O álbum se inicia com a suave Bastards, acompanhada apenas por sua voz e um violão melancólico, que logo em seguida ganha a companhia de um coro bastante semelhante à Let It Be dos Beatles. Após uma introdução intimista ao álbum, nos é apresentada Let 'Em Talk, primeira colaboração com a dupla Eagles of Death Metal - uma das duas que estão presentes no disco.
Kesha não está apenas encontrando o seu verdadeiro eu, como também se aperfeiçoando artisticamente e Rainbow é seu primeiro passo para sua liberdade artística.
Woman vem para mostrar que, seu passado como uma compositora de hits não será esquecido, visto que a canção em questão é sem dúvidas um hino de empoderamento feminista que pode facilmente conquistar os charts ao redor do mundo. A música conta com a presença do grupo The Dap-Kings Horns que resultou numa colaboração fantástica.
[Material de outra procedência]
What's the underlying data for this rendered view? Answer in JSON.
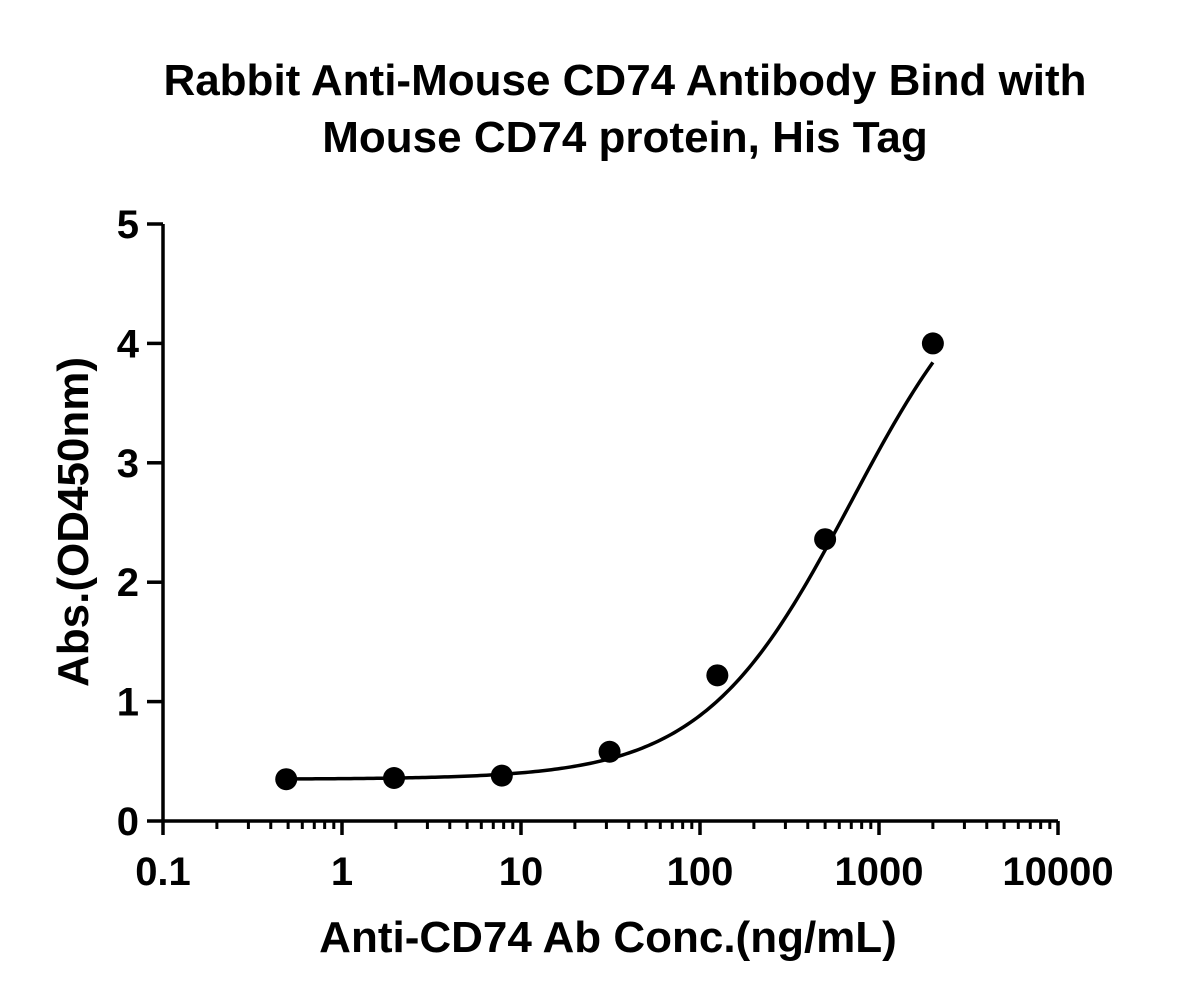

Agora destacando as melhores do disco: Finding You, Rainbow, Praying, Godzilla e Spaceships. Todas com vocais avassaladores e onde Kesha mostra onde seu melhor está: a forma como a cantora canaliza suas emoções e as transformam em canções arrebatadoras.
Em Spaceships, Kesha pode até cantar que está à espera de suas naves espaciais, mas tenho certeza de que ela sabe exatamente onde é seu lugar: nas constelações de músicos com poderosos dons sobrenaturais de transformar a dor em poesia e se reinventar sobre as cinzas de cada tragédia.